Chinese financial system imperiled by increasing risks, driven by rising bank loans, in particular to property sector, local governments, says minister; banks gave out 7.75T yuan in loans during first 11 months of 2012, up from 919.1B yuan a year earlier
December 28, 2012
– China's financial system is facing increasing risks due to soaring bank loans, with lending to the property sector and local governments a particular concern, the finance ministry warned Wednesday. Bank lending has been rising "at a high speed" in recent years and the quality is yet to be tested, Li Yong, vice finance minister, was quoted in a statement as saying.
"There are rather high potential risks, particularly in (loans extended to) the real-estate sector and its related industries and in the poorly designed maturity of lending granted to local government financing vehicles," he said, without elaborating. He made the remarks at a national financial work conference earlier this month, according to the statement.
Chinese banks extended 7.75 trillion yuan ($1.2 trillion) in new loans in the first 11 months of the year, 919.1 billion yuan more than the same period last year, official data showed. Lending to the property sector totalled 982.1 billion yuan in the first three quarters of the year, 10.2 billion yuan less than the same period in 2011, according to the latest central bank quarterly report.
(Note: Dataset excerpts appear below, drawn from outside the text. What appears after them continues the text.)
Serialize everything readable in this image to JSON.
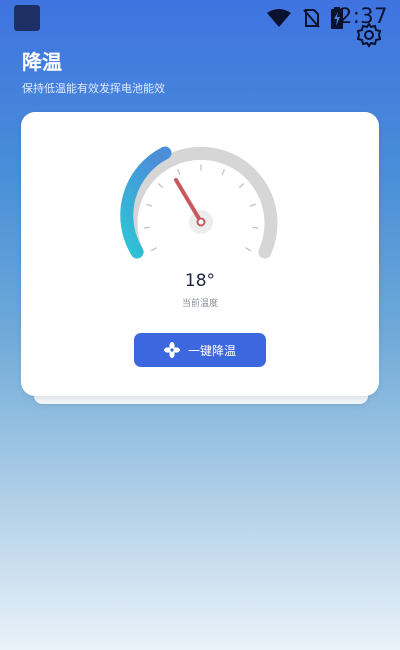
{
  "status_bar": {
    "time": "2:37"
  },
  "header": {
    "title": "降温",
    "subtitle": "保持低温能有效发挥电池能效"
  },
  "gauge": {
    "temperature": "18°",
    "label": "当前温度"
  },
  "action": {
    "button_label": "一键降温"
  },
  "colors": {
    "accent": "#3d67de",
    "arc_active_start": "#2ec4d6",
    "arc_active_end": "#4a8fd8",
    "arc_track": "#d6d6d6",
    "needle": "#c9585e"
  },
  "icons": [
    "wifi-icon",
    "no-sim-icon",
    "battery-charging-icon",
    "settings-icon",
    "fan-icon"
  ]
}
China has for the past two years sought to tighten policies on the property sector to rein in rising home prices. Measures included limits on second and third home purchases, higher minimum down payments, and annual taxes in some cities on multiple and non-locally-owned homes. These dampened speculation and strained developers' cash flow.
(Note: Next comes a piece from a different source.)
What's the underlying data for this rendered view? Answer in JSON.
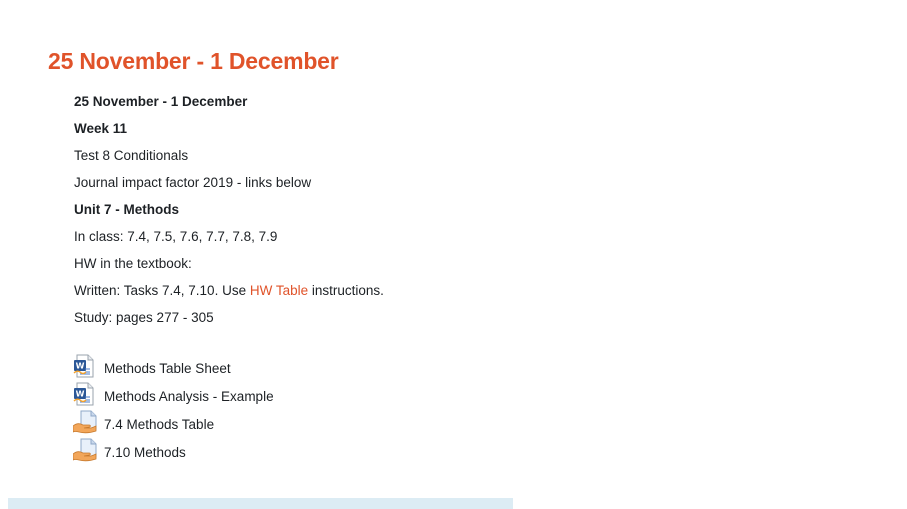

The National Audit Office last year put the debt held by local governments at 10.7 trillion yuan at the end of 2010, or about 27 percent of China's gross domestic product that year. Some economists have said most of the debt was cheap medium to long-term loans granted by commercial banks, according to previous media reports.
Li also said China's economic growth was set to slow over the long term due to sluggish foreign demand, insufficient domestic consumption, rising labour costs and increasing resource and environment constraints. The world's second-largest economy has slowed for seven consecutive quarters. It expanded 7.4 percent in the three months ended September 30, its worst performance since the first quarter of 2009. The government has cut its target to 7.0 percent annually for the five years through 2015.